The implication of human-wildlife conflicts are most profound when the species interacting with humans can cause property damage, or present a threat to human safety. This is the case for bears, where individuals can cause thousands of dollars’ worth of property damage, and maul or kill a person.  Human-black bear (Ursus americanus) conflicts resulting in property damage, injury or death to humans, or fear of injury or death to humans in North America have been increasing in number over the last few decades.

Credit: Rita Wolfe

This is definitely the case for Missoula, Montana, a city of approximately 65,000 people located in a valley surrounded by black bear habitat.  Missoula has a long history of human-black bear conflicts, but conflicts have been rising for the last 40 years.  This increase started in the 1970s as Missoula began its sprawl into more formerly-rural areas.  This trend was exacerbated in the late 1990s by a couple of unusually dry summers that limited the growth of natural bear foods.  One result was that Montana Fish, Wildlife & Parks fielded over 275 human-black bear interactions per year within city limits.  This was a significant jump over the 15 interactions per year reported prior to the mid-1990s.  Responding to calls and managing conflicts during these “chaotic years” put a real strain on the local Montana Fish, Wildlife & Parks personnel.

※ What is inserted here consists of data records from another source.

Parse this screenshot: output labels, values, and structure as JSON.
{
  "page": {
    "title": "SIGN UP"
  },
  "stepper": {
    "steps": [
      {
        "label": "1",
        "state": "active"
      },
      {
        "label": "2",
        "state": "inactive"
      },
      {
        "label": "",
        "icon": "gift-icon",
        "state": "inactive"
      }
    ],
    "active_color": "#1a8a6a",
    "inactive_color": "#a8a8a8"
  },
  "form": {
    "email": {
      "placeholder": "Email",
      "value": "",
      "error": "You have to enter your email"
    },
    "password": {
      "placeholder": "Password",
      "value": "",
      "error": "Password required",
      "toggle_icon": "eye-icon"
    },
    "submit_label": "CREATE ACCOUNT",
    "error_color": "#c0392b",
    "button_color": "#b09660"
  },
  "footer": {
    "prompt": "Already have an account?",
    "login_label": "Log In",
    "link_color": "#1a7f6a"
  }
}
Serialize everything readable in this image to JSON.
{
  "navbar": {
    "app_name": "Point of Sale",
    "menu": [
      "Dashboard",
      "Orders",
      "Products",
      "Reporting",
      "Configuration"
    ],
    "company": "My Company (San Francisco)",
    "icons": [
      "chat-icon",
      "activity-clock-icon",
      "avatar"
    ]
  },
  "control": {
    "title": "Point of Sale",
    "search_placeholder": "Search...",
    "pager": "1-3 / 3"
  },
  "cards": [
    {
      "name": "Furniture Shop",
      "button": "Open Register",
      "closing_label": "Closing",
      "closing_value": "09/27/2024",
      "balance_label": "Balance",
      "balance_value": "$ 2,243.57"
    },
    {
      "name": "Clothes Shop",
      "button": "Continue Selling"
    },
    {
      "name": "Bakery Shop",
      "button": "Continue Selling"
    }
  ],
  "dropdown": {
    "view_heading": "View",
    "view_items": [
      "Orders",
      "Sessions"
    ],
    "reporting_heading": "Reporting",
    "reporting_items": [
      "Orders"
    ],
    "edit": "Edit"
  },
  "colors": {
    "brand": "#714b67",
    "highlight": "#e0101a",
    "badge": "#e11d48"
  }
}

My research was developed in response to this need to reduce conflicts, and we set out to touch on some of the most important questions that were hypothesized by agency personnel, but had not been tested empirically.  We found that self-reported human behaviors have changed in a positive way over time, suggesting that education efforts within Missoula have some effect on residents (Merkle et al. 2011).  We found that fielding phone calls and conflict reports provides excellent information to predict the prevalence of conflicts, even in other urban areas.  We predicted the relative probability of a conflict based on 3 important landscape variables within an urban area: distance to forest, distance to riparian corridors, and housing density (Merkle et al. 2011).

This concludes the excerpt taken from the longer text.